= Jean Fréville =

French writer, journalist, literary and art critic

Jean Fréville (/fr/; born Eugène Schkaff; 25 May 1895 – 23 June 1971) was a French writer, journalist, literary and art critic, translator and historian.

== Biography ==
Eugène Schkaff was born in to an upper-class family in Kharkiv, Russian Empire (now Ukraine) and moved with his parents to France in 1903. He studied at the Lycée Janson-de-Sailly, then took courses in law and philosophy at the École libre des sciences politiques. Holder of two doctorates in law, he registered with the Paris bar in 1925, the year in which he obtained French naturalization.

In 1927, he went to Moscow for the celebrations of the 10th anniversary of the October Revolution. There he met Maurice Thorez and on his return to Paris, he joined the Communist Party. In 1931, he became a literary columnist for l'Humanité under the pseudonym Jean Fréville and publicized the writings of Marx, Engels, Plekhanov, Lenin, and Stalin on art and literature.

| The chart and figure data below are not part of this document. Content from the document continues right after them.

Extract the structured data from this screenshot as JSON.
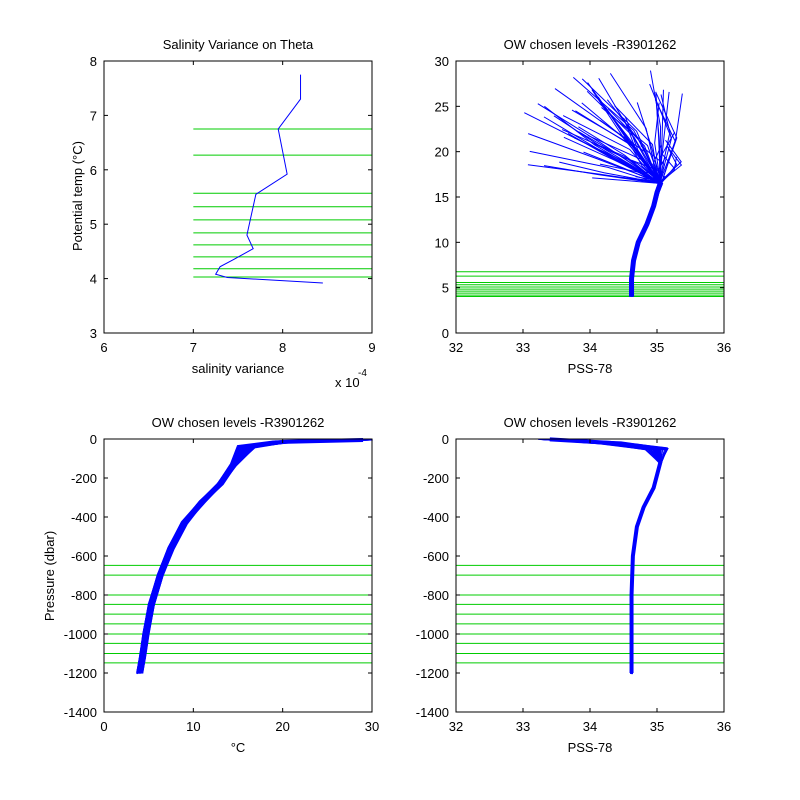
{
  "chart_data": [
    {
      "id": "salvar",
      "type": "line",
      "title": "Salinity Variance on Theta",
      "xlabel": "salinity variance",
      "ylabel": "Potential temp (°C)",
      "xlim": [
        6,
        9
      ],
      "ylim": [
        3,
        8
      ],
      "xticks": [
        "6",
        "7",
        "8",
        "9"
      ],
      "yticks": [
        "3",
        "4",
        "5",
        "6",
        "7",
        "8"
      ],
      "x_exponent_label": "x 10",
      "x_exponent_power": "-4",
      "series": [
        {
          "color": "#0000ff",
          "x": [
            8.2,
            8.2,
            7.95,
            8.05,
            7.7,
            7.6,
            7.67,
            7.45,
            7.3,
            7.25,
            7.38,
            8.45
          ],
          "y": [
            7.75,
            7.3,
            6.75,
            5.92,
            5.55,
            4.8,
            4.55,
            4.35,
            4.22,
            4.08,
            4.02,
            3.92
          ]
        }
      ],
      "level_lines": {
        "color": "#00cc00",
        "x_range": [
          7,
          9
        ],
        "y": [
          6.75,
          6.27,
          5.57,
          5.32,
          5.08,
          4.84,
          4.62,
          4.4,
          4.18,
          4.03
        ]
      }
    },
    {
      "id": "ts",
      "type": "line",
      "title": "OW chosen levels -R3901262",
      "xlabel": "PSS-78",
      "ylabel": "",
      "xlim": [
        32,
        36
      ],
      "ylim": [
        0,
        30
      ],
      "xticks": [
        "32",
        "33",
        "34",
        "35",
        "36"
      ],
      "yticks": [
        "0",
        "5",
        "10",
        "15",
        "20",
        "25",
        "30"
      ],
      "series": [
        {
          "color": "#0000ff",
          "description_count": 90,
          "x": [
            34.62,
            34.62,
            34.65,
            34.72,
            34.85,
            34.95,
            35.0,
            35.05
          ],
          "y": [
            4.0,
            6.0,
            8.0,
            10.0,
            12.0,
            14.0,
            15.5,
            16.5
          ],
          "surface_x_range": [
            33.0,
            35.4
          ],
          "surface_y_range": [
            17.0,
            29.0
          ]
        }
      ],
      "level_lines": {
        "color": "#00cc00",
        "x_range": [
          32,
          36
        ],
        "y": [
          6.75,
          6.27,
          5.57,
          5.32,
          5.08,
          4.84,
          4.62,
          4.4,
          4.18,
          4.03
        ]
      }
    },
    {
      "id": "temp",
      "type": "line",
      "title": "OW chosen levels -R3901262",
      "xlabel": "°C",
      "ylabel": "Pressure (dbar)",
      "xlim": [
        0,
        30
      ],
      "ylim": [
        -1400,
        0
      ],
      "xticks": [
        "0",
        "10",
        "20",
        "30"
      ],
      "yticks": [
        "0",
        "-200",
        "-400",
        "-600",
        "-800",
        "-1000",
        "-1200",
        "-1400"
      ],
      "series": [
        {
          "color": "#0000ff",
          "x": [
            29,
            20,
            16,
            14.5,
            13,
            11,
            9,
            7.5,
            6.3,
            5.3,
            4.7,
            4.3,
            4.0
          ],
          "y": [
            -5,
            -15,
            -40,
            -130,
            -230,
            -320,
            -430,
            -560,
            -700,
            -850,
            -1000,
            -1120,
            -1200
          ]
        }
      ],
      "level_lines": {
        "color": "#00cc00",
        "x_range": [
          0,
          30
        ],
        "y": [
          -648,
          -698,
          -800,
          -848,
          -898,
          -948,
          -1000,
          -1048,
          -1100,
          -1148
        ]
      }
    },
    {
      "id": "sal",
      "type": "line",
      "title": "OW chosen levels -R3901262",
      "xlabel": "PSS-78",
      "ylabel": "",
      "xlim": [
        32,
        36
      ],
      "ylim": [
        -1400,
        0
      ],
      "xticks": [
        "32",
        "33",
        "34",
        "35",
        "36"
      ],
      "yticks": [
        "0",
        "-200",
        "-400",
        "-600",
        "-800",
        "-1000",
        "-1200",
        "-1400"
      ],
      "series": [
        {
          "color": "#0000ff",
          "x": [
            33.4,
            34.3,
            35.0,
            35.05,
            34.95,
            34.8,
            34.7,
            34.64,
            34.62,
            34.62
          ],
          "y": [
            -2,
            -20,
            -50,
            -120,
            -250,
            -350,
            -450,
            -600,
            -800,
            -1200
          ]
        }
      ],
      "level_lines": {
        "color": "#00cc00",
        "x_range": [
          32,
          36
        ],
        "y": [
          -648,
          -698,
          -800,
          -848,
          -898,
          -948,
          -1000,
          -1048,
          -1100,
          -1148
        ]
      }
    }
  ]
}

A close collaborator of Thorez, he wrote his biography at his request in 1937 (Fils de Peuple), based on descriptions provided orally by Thorez himself. After the German invasion of France he was mobilized in March 1940 and, after his demobilization in July in Nice, he lent his support to the clandestine newspaper of resistance intellectuals, Pensée et action.

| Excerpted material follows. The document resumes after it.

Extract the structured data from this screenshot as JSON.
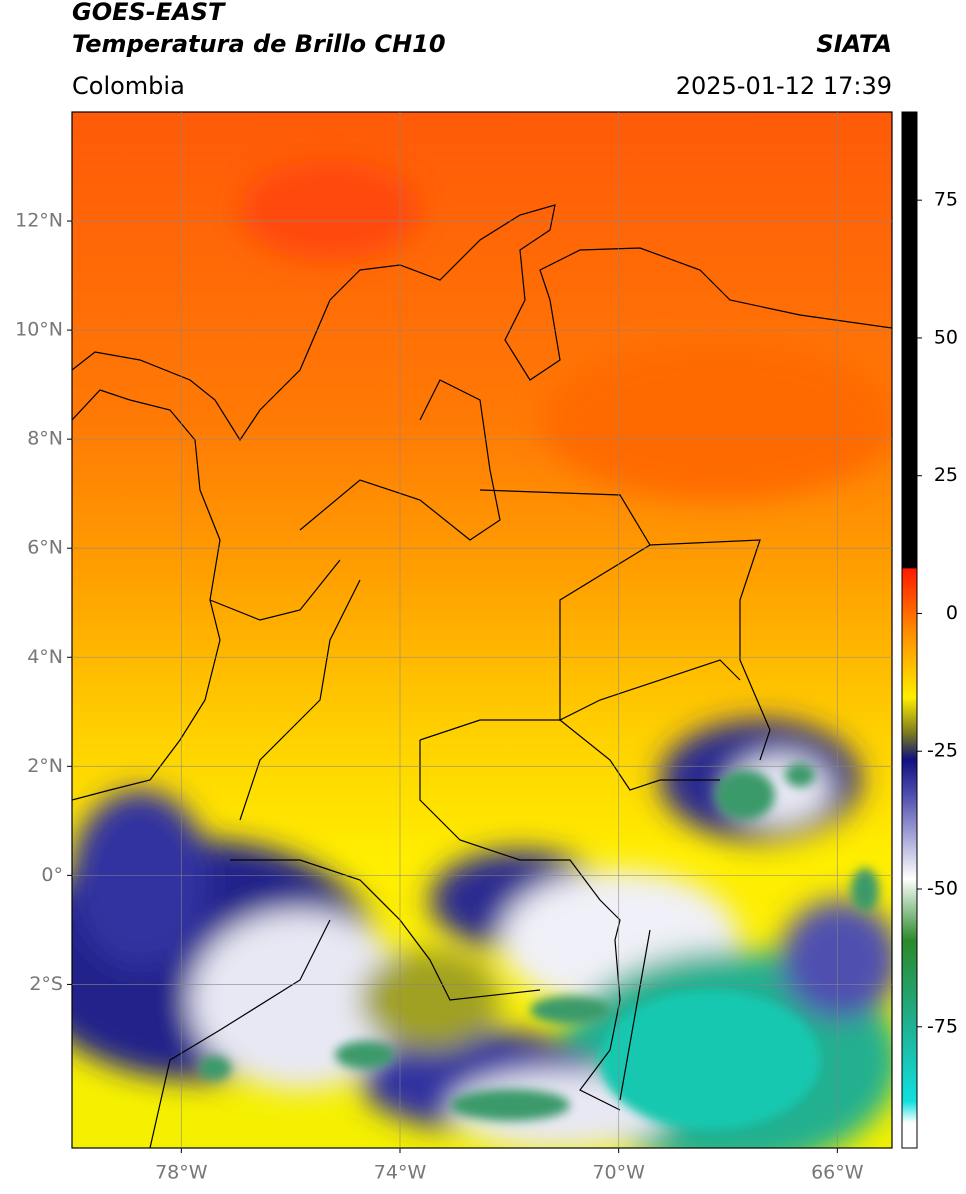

After the war, he was deputy head of Thorez's cabinet and became a minister. After the ouster of communist ministers in May 1947, he continued to be a close but discreet collaborator of Maurice Thorez. It was he who made numerous trips to the Soviet Union to meet the ill Thorez.

He was part of the editorial board of La Nouvelle Critique in 1948 and was one of the presidents of the Institut Maurice Thorez.

Despite becoming isolated politically after the death of Thorez in 1964, Jean Fréville remained a member of the PCF until the end of his life in June 1971.